If the chickens are on rotation throughout your backyard or farm, they can self forage for bugs (as well as seeds and clover and herbs), reducing costs and as important, reducing labor in chicken care. But what if you have your chickens in a run or a coop? What if you don’t have sufficient or appropriate space to allow your chooks to have free run of your backyard? Can you induce the bugs to come to them? As you are undoubtably aware, if you have chickens, there will naturally be bugs flying about. If you are doing a good job with deep litter and sanitary conditions for your hens, you won’t have a problem with excessive numbers of flies breeding in the chicken coop & poop, so how do you attract extra insects to visit and become food for your chickens? Or perhaps said another way, how can we effortlessly convert insects into eggs?
Ranging about on the web, this post popped up first from “Chickens in Soup” http://www.cityfarmer.org/chicken84.html In URBAN AGRICULTURAL NOTES by City Farmer, Canada’s Office of Urban Agriculture
Flies which are attracted to the ammonia in chicken wastes are put to good use. They are captured in traps and fed to the hens. Some studies have shown that at least a quarter of a chicken’s diet can be flies, another half weeds and other plant wastes, and their egg laying will still continue to equal that of chickens raised entirely on commercial feed.
I’m not certain about the research alluded to here, but certainly self-harvested flies and other insects can provide a significant proportion of the sustainable chicken’s diet.
 Chris Morris of IntoAfrica with his fly trap
I can imagine some simple devices for capturing flies, but who has time to think when a quick Google search can reveal someone else’s careful thought and years of experience in .37 seconds? Chris Morris from IntoAfrica recently posted his fly trap and experience with them. I love solutions that come from folks working in Africa, they’re are always elegant, effective, and extremely inexpensive. It’s essentially a couple of plastic water bottles stung together, nice! Chickens love flies. And I love the dance they do as they are tracking and trying to catch a fly.

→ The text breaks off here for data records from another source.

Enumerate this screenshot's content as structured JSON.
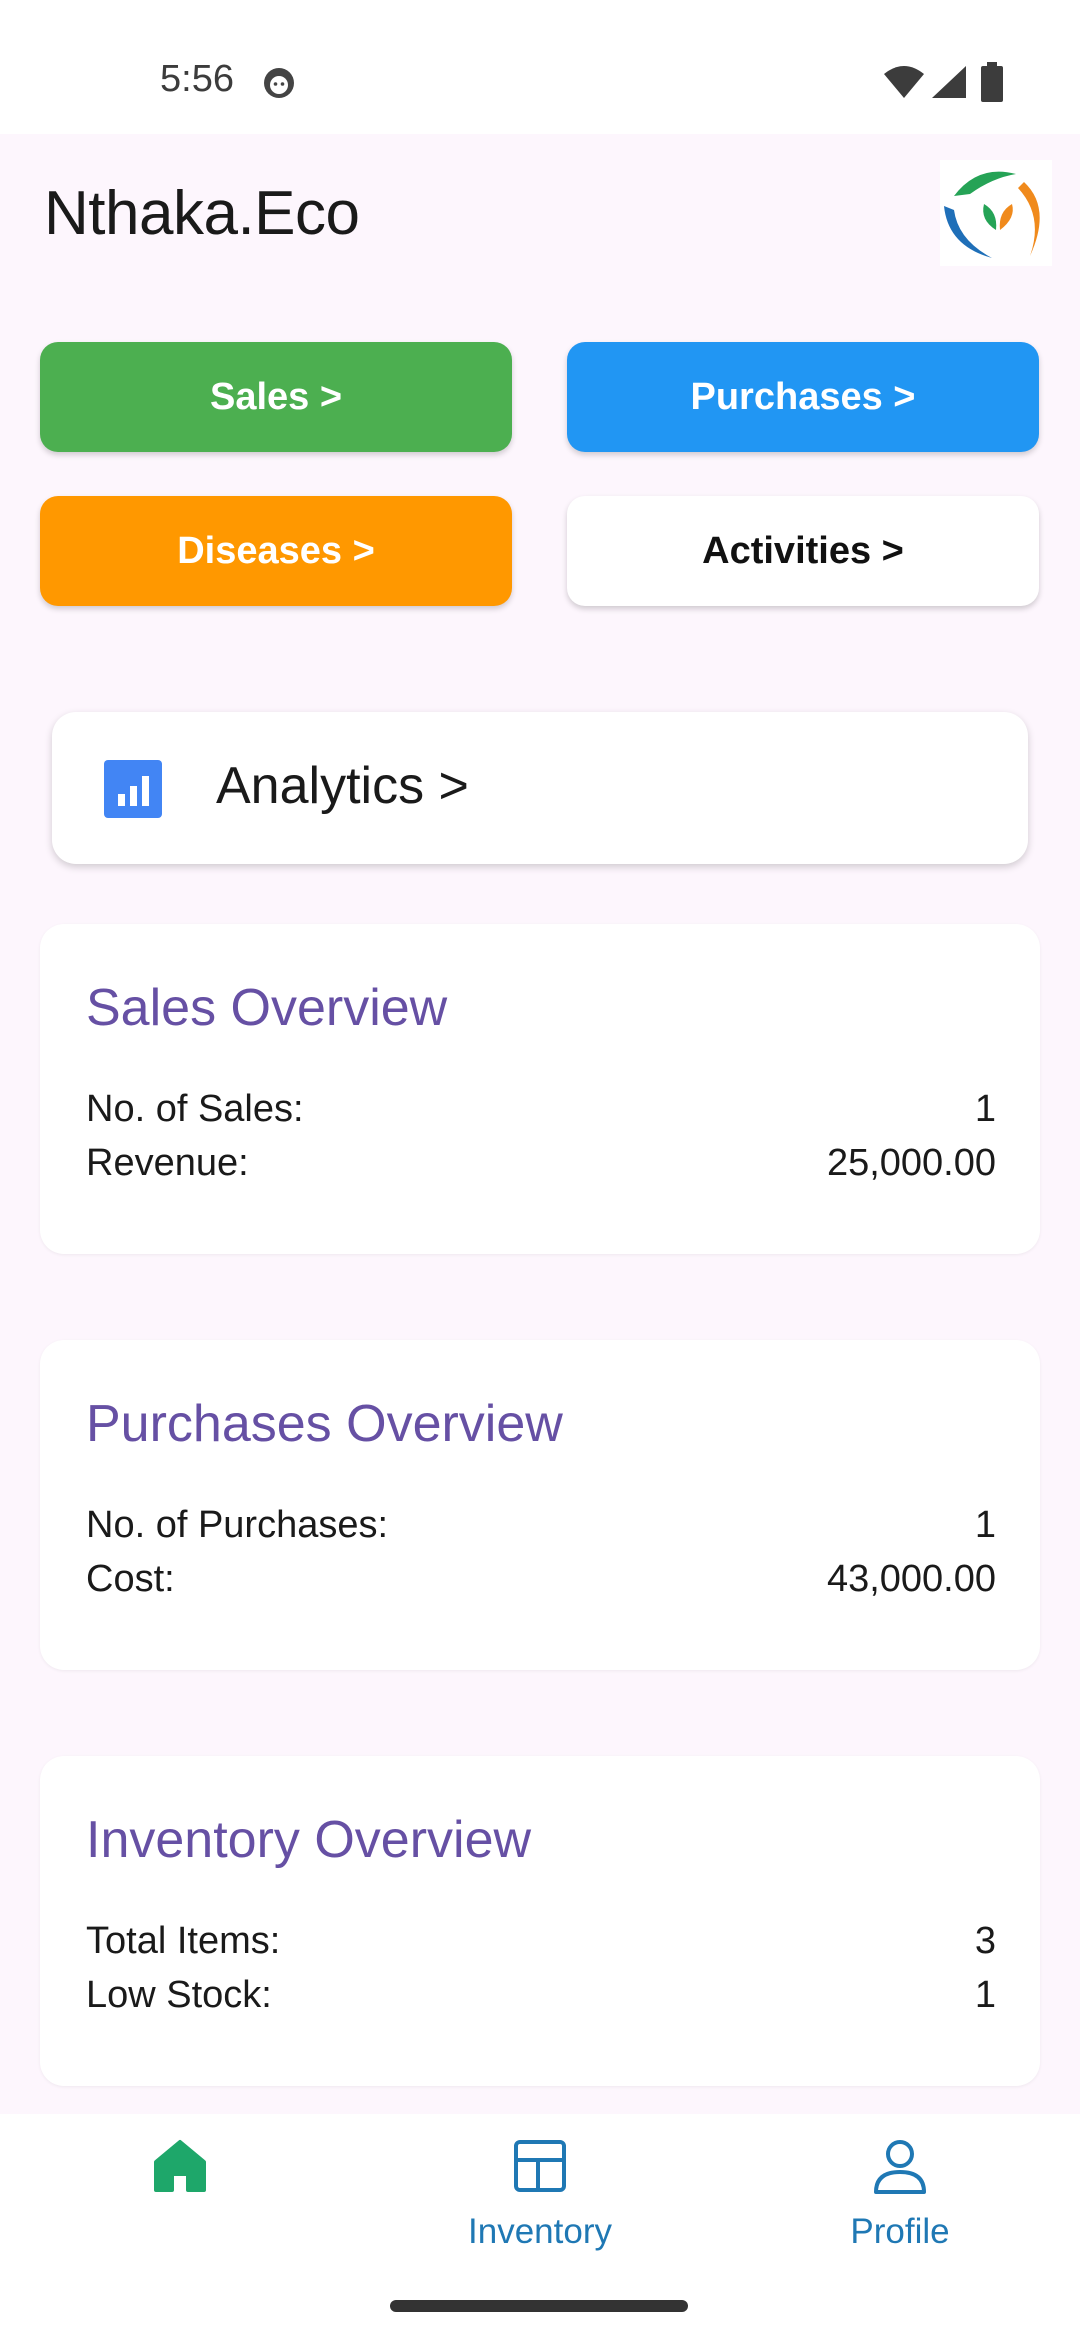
{
  "status_bar": {
    "time": "5:56",
    "icons": [
      "face-icon",
      "wifi-icon",
      "signal-icon",
      "battery-icon"
    ]
  },
  "header": {
    "title": "Nthaka.Eco",
    "logo_icon": "leaf-logo-icon"
  },
  "actions": {
    "sales_label": "Sales >",
    "purchases_label": "Purchases >",
    "diseases_label": "Diseases >",
    "activities_label": "Activities >"
  },
  "analytics": {
    "label": "Analytics >",
    "icon": "bar-chart-icon"
  },
  "sales_overview": {
    "title": "Sales Overview",
    "rows": [
      {
        "label": "No. of Sales:",
        "value": "1"
      },
      {
        "label": "Revenue:",
        "value": "25,000.00"
      }
    ]
  },
  "purchases_overview": {
    "title": "Purchases Overview",
    "rows": [
      {
        "label": "No. of Purchases:",
        "value": "1"
      },
      {
        "label": "Cost:",
        "value": "43,000.00"
      }
    ]
  },
  "inventory_overview": {
    "title": "Inventory Overview",
    "rows": [
      {
        "label": "Total Items:",
        "value": "3"
      },
      {
        "label": "Low Stock:",
        "value": "1"
      }
    ]
  },
  "bottom_nav": {
    "items": [
      {
        "label": "",
        "icon": "home-icon",
        "active": true
      },
      {
        "label": "Inventory",
        "icon": "inventory-grid-icon",
        "active": false
      },
      {
        "label": "Profile",
        "icon": "profile-icon",
        "active": false
      }
    ]
  },
  "colors": {
    "background": "#fdf6fd",
    "sales": "#4caf50",
    "purchases": "#2196f3",
    "diseases": "#ff9800",
    "card_title": "#6650a4",
    "nav_active": "#1ea76a",
    "nav_inactive": "#1f78b4"
  }
}
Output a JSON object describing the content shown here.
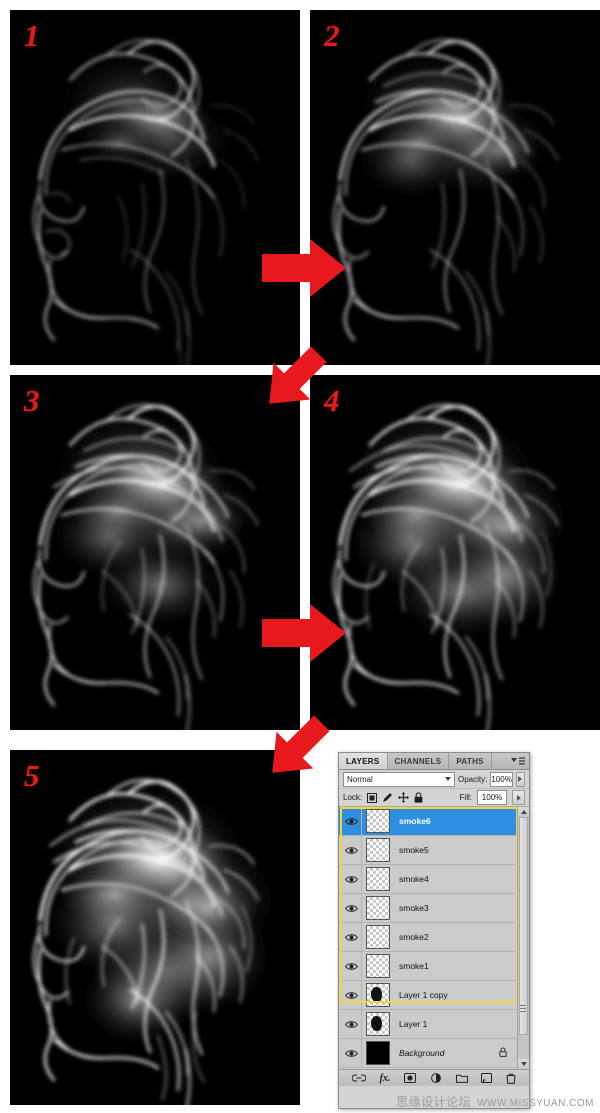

You can develop your own technology, there are many examples of fly catchers on the internet, it looks fairly simple to create your own and modify it to facilitate easy harvest of flies to feed to your chickens. Most seem to be focused solely on flies, but I would be concerned if too many other, beneficial insects got caught in such a trap. Try it and monitor for what you’re getting. And let us know in the comments about your experience!
Enticing flies and other insects to become food for your backyard chickens is a seasonal affair, spring and summer see many more insects than fall and winter. So this is a supplemental strategy at best. I will be profiling other low-cost, homegrown protein strategies in posts to come.